Size controlled synthesis and fluorescence quenching behavior of N-CQDs based on molecular sieves

Abstract

Tunable photoluminescence (PL) of carbon quantum dots (CQDs) strongly depends on the characteristics of particle size and edge chemistry. In this work, we report a very facile and effective method to separate nitrogen-doped CQDs (N-CQDs) by molecular sieves with different pore sizes through physical-chemical adsorption method. The N-CQDs-3.7 with target sizes of 1–3 nm and N-CQDs-8 with target sizes of 4–7 nm are rapidly obtained through the screening of MCM-41 and SBA-15, respectively. The microstructure and PL performance of the separated N-CQDs are explored by transmission electron microscopy, atomic force microscopy, Raman scattering spectrum, X-ray photoelectron spectroscopy, and PL spectroscopy.

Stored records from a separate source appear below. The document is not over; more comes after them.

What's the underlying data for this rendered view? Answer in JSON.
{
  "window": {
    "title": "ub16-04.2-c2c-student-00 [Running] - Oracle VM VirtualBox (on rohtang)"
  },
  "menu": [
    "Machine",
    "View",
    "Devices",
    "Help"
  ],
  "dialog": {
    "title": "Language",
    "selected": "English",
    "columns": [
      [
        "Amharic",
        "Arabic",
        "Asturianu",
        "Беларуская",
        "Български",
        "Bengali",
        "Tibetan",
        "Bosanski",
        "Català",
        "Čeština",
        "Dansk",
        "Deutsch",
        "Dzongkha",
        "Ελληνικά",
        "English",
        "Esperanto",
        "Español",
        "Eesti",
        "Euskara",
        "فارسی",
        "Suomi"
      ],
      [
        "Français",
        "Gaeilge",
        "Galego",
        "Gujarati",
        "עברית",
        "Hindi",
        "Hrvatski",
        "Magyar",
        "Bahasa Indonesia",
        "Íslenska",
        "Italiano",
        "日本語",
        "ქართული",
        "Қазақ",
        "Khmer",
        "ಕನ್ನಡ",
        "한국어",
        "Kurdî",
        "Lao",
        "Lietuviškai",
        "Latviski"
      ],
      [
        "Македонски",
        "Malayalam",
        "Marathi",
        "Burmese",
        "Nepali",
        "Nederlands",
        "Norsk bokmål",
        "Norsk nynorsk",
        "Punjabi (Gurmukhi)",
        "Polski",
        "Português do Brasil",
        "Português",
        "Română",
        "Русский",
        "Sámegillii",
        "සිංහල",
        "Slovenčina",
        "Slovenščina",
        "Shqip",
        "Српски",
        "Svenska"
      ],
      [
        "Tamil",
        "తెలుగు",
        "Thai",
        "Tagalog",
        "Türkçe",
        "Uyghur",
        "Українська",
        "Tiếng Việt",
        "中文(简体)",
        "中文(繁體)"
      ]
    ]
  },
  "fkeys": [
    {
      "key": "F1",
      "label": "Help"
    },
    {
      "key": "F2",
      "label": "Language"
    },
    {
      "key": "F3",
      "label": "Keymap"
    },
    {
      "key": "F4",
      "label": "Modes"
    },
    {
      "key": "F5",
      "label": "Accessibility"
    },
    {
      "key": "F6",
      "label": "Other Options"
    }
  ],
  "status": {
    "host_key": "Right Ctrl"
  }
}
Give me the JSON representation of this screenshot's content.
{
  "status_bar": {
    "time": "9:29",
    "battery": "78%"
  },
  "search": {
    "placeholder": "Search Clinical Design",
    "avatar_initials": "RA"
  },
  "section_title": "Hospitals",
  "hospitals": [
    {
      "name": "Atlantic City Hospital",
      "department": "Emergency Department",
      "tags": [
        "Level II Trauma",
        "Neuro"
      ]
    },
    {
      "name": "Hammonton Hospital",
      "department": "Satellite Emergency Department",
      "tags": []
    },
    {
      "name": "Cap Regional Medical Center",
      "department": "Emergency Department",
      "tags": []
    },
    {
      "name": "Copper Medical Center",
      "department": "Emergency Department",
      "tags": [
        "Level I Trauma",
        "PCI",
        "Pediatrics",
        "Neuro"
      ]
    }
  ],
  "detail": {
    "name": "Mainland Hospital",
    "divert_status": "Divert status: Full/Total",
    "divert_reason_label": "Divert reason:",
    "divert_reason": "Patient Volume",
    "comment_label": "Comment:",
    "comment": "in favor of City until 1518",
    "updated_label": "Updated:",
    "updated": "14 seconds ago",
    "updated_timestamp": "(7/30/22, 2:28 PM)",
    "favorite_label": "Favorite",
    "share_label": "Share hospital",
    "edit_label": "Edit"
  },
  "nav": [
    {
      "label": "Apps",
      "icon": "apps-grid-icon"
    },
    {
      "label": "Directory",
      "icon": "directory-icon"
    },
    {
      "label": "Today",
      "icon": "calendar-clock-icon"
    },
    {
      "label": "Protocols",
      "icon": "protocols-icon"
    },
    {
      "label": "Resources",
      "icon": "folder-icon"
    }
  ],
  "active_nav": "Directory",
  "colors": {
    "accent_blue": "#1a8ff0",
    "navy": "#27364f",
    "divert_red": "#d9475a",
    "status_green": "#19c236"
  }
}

The two types of N-CQDs exhibit different pH responses and fluorescence quenching behaviors to aniline compounds and benzoic acid (BA). The N-CQDs-8 emits a stable green fluorescence at pH = 2–7, and exhibits an obvious PL quenching behavior to alkaline aniline compounds, especially the aromatic compounds with di-amine. On the opposite, the N-CQDs-3.7 illuminates a stable blue fluorescence at pH = 7–10, and displays a significant PL quenching for the acidic BA, representing a good linear relationship and high sensitivity. Meanwhile, the different pH responses and PL quenching performances are also discussed.